Viral proteins as targets for antibody therapeutics and molecular detection agents

Abstract

The most recent viral pandemic, COVID-19 caused by Severe Acute Respiratory Syndrome Coronavirus 2 (SARS-CoV-2), which has so far resulted in the deaths of 5 million people, is a solemn reminder of the immense burden and challenge viruses can place on the economy and healthcare system and emphasizes the importance of preparedness and surveillance for viral outbreaks. Many human viruses are enveloped with a lipid bilayer and enter host cells by fusing the viral envelope to host membranes. Viral glycoproteins are main components of a virus and play a critical role in the membrane fusion process. They are also in many cases the major antigenic determinants of a virus. Understanding the structures and functions of fusogenic viral glycoproteins enables strategies for countermeasures and surveillance.
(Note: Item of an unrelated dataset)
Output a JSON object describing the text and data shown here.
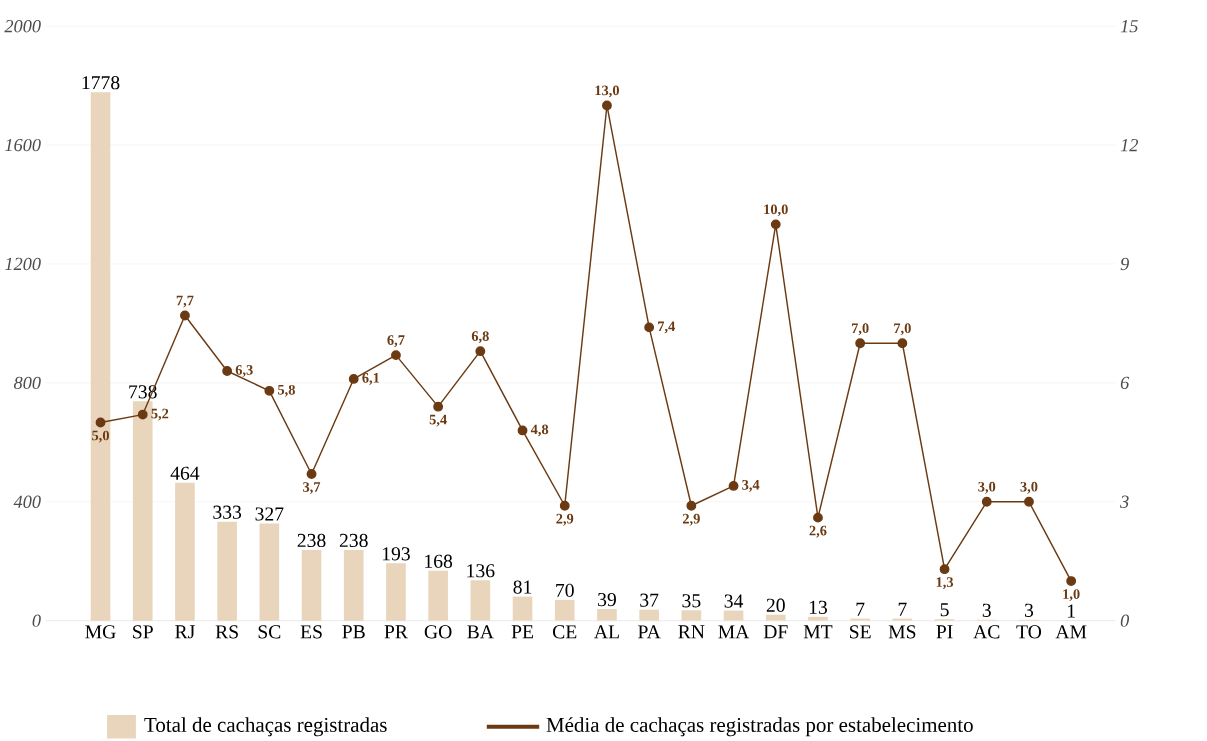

In this dissertation, I studied the glycoproteins of two highly pathogenic human viruses, Henipaviruses (HNVs) and SARS-CoV-2 and showed that we can use structural information about the glycoproteins of these viruses in two different but related applications. One application is to understand how monoclonal antibodies and antibody cocktails can inhibit a virus from entering and infecting cells (Chapter 2 & 3). The other application is to design molecules, in this case a DNA aptamer, that specifically recognize a viral glycoprotein and use them for detection of the virus (Chapter 4).